OT: I Chron. 11:1-12:18
Whew! I hope I don't feel this compulsive tendency to compare Chronicles to Samuel and Kings the whole time. It is a pain.
I did go back and forth today, and I noted some mildly interesting things:
--The author of Chronicles relates the stories a much more succinctly than the author of Kings, but the chronicler is even crazier than Moses about writing down names and lists (don't look now, but we are nowhere near finished with the lists).
--Kings did not mention how Joab got put in charge of David's army, whereas Chronicles did (11:6).
--There are a few variations on David's mighty men. I noted several, but one example is that Kings says that there were 37 mighty men, where Chronicles lists over 40. It seems that "mighty man" was a slightly fluid concept, and that there were different ideas of who constituted one of David's might men.
--Both Kings and Chronicles lists Uriah the Hittite as a mighty man. Too bad David killed him to get his wife.
--I'm pretty sure that Chronicles is not going to tell that story. But reading Uriah's name and thinking (again) about his devotion to David made me sad all over again.
--Oddly, the chronicler only lists two of the "Three" mighty men (11-14). I read it over and over, but I could not find the third one. I thought that was an odd omission.
Basically, today's reading told of the beginning of David's reign and of the larger-than-life exploits of his mighty men. Besides listing the mighty men and telling a few stories, the text also listed some other groups of strong, talented men who rallied to David at various times. It was fun reading about the crazy things the different men did.
NT: Acts 28: 1-31
What struck me today was the different pace of life in ancient times. This is obvious, of course, but things just did not happen as quickly as they do today. In this reading, Paul and company spend three months shipwrecked on an island, and when he finally gets to Rome, Paul stays two years there as somewhat of a prisoner. (He is allowed to live on his own, but with a soldier to guard him). Things really are not moving quickly.

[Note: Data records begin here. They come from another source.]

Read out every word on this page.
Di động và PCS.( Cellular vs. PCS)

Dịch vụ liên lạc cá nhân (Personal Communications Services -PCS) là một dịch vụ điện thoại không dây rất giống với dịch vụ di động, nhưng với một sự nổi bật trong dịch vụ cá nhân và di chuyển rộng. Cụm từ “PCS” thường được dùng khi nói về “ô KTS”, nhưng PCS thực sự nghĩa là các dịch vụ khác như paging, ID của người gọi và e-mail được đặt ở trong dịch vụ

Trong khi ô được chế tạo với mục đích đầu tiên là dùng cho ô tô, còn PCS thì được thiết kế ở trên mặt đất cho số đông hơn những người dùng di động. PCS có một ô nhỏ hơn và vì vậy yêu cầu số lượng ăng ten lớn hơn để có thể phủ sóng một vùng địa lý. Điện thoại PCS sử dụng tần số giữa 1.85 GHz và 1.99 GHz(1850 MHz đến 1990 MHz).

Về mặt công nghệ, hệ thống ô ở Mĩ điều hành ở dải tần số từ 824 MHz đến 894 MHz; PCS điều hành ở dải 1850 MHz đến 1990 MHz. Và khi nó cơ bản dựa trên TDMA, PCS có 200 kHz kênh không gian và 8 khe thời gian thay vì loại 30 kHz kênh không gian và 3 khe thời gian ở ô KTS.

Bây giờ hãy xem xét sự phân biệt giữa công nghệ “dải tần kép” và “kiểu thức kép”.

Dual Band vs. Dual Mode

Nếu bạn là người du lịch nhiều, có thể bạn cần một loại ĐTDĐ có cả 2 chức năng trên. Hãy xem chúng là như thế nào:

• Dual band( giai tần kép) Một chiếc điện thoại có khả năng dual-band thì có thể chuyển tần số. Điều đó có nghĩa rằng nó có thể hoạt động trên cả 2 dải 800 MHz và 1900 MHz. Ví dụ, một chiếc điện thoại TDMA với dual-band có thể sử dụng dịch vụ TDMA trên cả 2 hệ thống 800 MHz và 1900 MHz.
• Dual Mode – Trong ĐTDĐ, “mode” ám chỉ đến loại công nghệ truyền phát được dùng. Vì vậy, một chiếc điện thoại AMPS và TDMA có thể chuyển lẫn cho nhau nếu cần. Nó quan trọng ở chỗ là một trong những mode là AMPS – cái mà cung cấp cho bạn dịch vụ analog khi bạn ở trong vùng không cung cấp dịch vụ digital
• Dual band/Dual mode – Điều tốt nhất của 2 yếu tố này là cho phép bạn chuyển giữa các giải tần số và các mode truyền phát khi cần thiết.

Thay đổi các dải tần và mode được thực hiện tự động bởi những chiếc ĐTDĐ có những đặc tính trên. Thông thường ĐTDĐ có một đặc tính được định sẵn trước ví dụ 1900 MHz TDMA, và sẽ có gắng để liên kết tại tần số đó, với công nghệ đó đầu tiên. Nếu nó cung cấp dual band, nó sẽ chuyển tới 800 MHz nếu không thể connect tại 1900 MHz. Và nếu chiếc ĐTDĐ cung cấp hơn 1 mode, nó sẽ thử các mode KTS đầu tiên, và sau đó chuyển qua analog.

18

And yet, the narrative does trip along at a nice rate. Today, Paul makes it safely to shore, is greeted by the friendly natives, and is bitten by a snake, with no ill effects. He also heals all the sick people on the island. Then, the castaways take a boat that eventually gets to Rome, and Paul addresses the Jews. I thought it was crazy that the Jews from Judea had not sent word about Paul to Rome. They were so dedicated to killing him; I'm shocked that they didn't even send a letter ahead of him to their Roman brethren.
Of course, that was good for Paul, as he had a blank slate opportunity to talk to the Jews in Rome. It didn't go great. Not bad, but not wildly successful either. And the Jews especially did not seem to appreciate hearing a Scripture about hard hearts and stubbornness applied to them. No one would, I guess. I'm pretty sure that Jesus used this passage, too.
I'm torn about whether I'm going to keep typing about the psalms, since I already have once. One cool thing about the Bible is that you get different things out of it each time you read it. And yet, I do think that there will be a lot of overlap between both of the readings of psalms, and I also don't want to have to keep going back and comparing this time to last time.
I will say that, in light of just reading about David's mighty men, this psalm makes me think about God's use of violence. David describes God as "he who avenges blood" (12), and, like the passage in Chronicles, the rest of the psalm rejoices over God's destruction of the wicked through the violence of the righteous. It is an interesting line of thought. I know that in the wrong hands, the idea of "godly violence" can be dangerous, and I definitely don't like violence myself...but I must say, I am no pacifist. I definitely believe that sometimes violence is needed in this broken world to keep oppressors from victimizing others. And yet, in the hands of fallen man, violence is such a dangerous tool. It's one thing when God does it. As harsh as it sometimes seems, the concept of God's violence ultimately makes sense to me. I am much less confident when it is man who is wielding the violence.
I loved all three of these psalms, and especially the last two:
"It is not good to have zeal without knowledge,
nor to be hasty and miss the way."
So true. As someone whose enthusiasm gets ahead of her sense sometimes, I can vouch for this one.
"A man's own folly ruins his life,
yet his heart rages against the Lord."
Thankfully, I can't vouch for this one personally, but I have definitely seen this. I have known people who, against all counsel, make horrible decisions, and then blame everyone else (including God) for the mess that their life becomes. The sad thing is, you truly cannot help this person, if they refuse to take responsibility for what has happened. As long as they are a victim, they can't turn things around.